Roms: jusqu’où ira-t-on?

Publié le par Marie-Christine Vergiat

Je souhaite vous faire partager la tribune que je viens de publier dans l'Humanité sur la politique du gouvernement français envers les Roms.

 

La France bafoue les lois européennes sur la liberté de circulation dans l’Union.

Le Parlement européen a voté, jeudi 9 septembre, à une très large majorité (337 pour, 245 contre, et 51 abstentions), une résolution sur la situation des Roms dans l’Union européenne, et notamment en France, qui demande, entre autres, l’arrêt des expulsions collectives en France. Depuis lors, le gouvernement français, et notamment MM. Besson et Lellouche, se sont livrés à une véritable charge contre le Parlement européen, accusant les députés européens de ne pas connaître le droit européen et de faire de vaines polémiques politiciennes.

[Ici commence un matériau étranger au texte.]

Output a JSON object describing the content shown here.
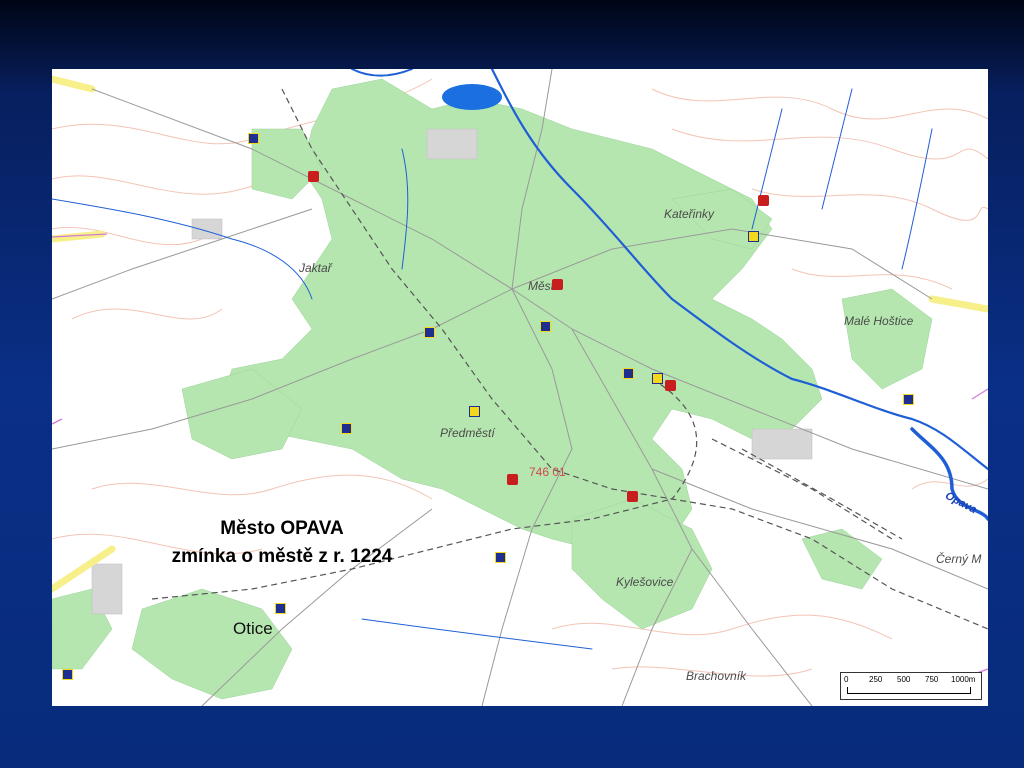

On croit rêver… Si nous avons obtenu une telle majorité pour condamner les politiques xénophobes de Nicolas Sarkozy et de ses ministres, c’est justement parce que la résolution est, au contraire, appuyée sur le droit européen.

Et ce week-end, la presse française a révélé, y compris – semble-t-il – au ministre de l’Identité nationale, l’existence de trois circulaires qui démontrent s’il en était besoin que le gouvernement français a menti à la Commission européenne. Ce lundi, Brice Hortefeux, cherchant à sauver les meubles, a retiré sa circulaire du 5 août pour en envoyer une nouvelle du même acabit mais qui ne mentionne plus les Roms… puisque c’est contraire au droit européen. Ces petites manipulations ne changent rien aux faits. Chaque semaine des camps de Roms sont démantelés et des dizaines de personnes sont collectivement renvoyées dans leur pays d’origine d’où elles repartiront aussitôt puisqu’elles en ont le droit mais surtout parce qu’elles voudront fuir les actes racistes dont elles sont victimes là-bas.

Trop, c’est trop. La Commission a semblé hésiter et s’en est longtemps tenue strictement aux déclarations du gouvernement français alors qu’en matière économique, elle est pourtant plus prompte à réagir, faisant ses propres enquêtes et engageant sans états d’âme des procédures d’infraction.

Profitant de la présence de la commissaire Cecilia Malmström au Parlement européen ce lundi, je lui ai remis officiellement la circulaire du 5 août 2010.

Je lui ai également demandé s’il lui semblait normal qu’un gouvernement de l’UE prenne en compte des citoyens européens dans les chiffres qu’il publie sur l’immigration irrégulière. M.Besson, réagissant au vote du Parlement européen, a en effet précisé que 11000 Roumains et Bulgares (et non plus Roms) avaient été expulsés en 2009, soit un quart des expulsions dont il se targue. Il est évident pour la majorité des députés européens que le droit applicable n’est pas le même. Les Roms, n’en déplaise aux ministres français qui veulent en «faire de vrais citoyens européens», le sont déjà. Ils ont donc la liberté de circulation et ne peuvent être expulsés que dans un cadre juridique strict et après un examen au cas par cas de leur situation personnelle.

C’est pourquoi, c’est avec une grande satisfaction que j’ai lu les propos tenus par Mme Reding ce mardi. Dans des mots très durs pour le gouvernement français, la vice-présidente de la Commission s’est déclarée consternée par une situation dont elle pensait que l’Europe n’aurait plus à témoigner après la Seconde Guerre mondiale, jugeant que les déclarations des ministres français étaient contredites par les faits et qu’elle considérait que c’était une honte. Mme Reding a décidé de ne pas attendre les analyses juridiques de ses services et s’est dite convaincue que la Commission devrait enclencher deux procédures d’infraction: l’une pour application discriminatoire de la directive libre circulation, et l’autre pour défaut de transposition des garanties procédurales. Dont acte.

Nous saurons, avec tous mes amis de la GUE-GVN, et au-delà, veiller à ce que cela se traduise dans des actes. Nous voulons qu’en matière de droits de l’homme, on passe des discours aux actes, que cela plaise ou non au gouvernement français.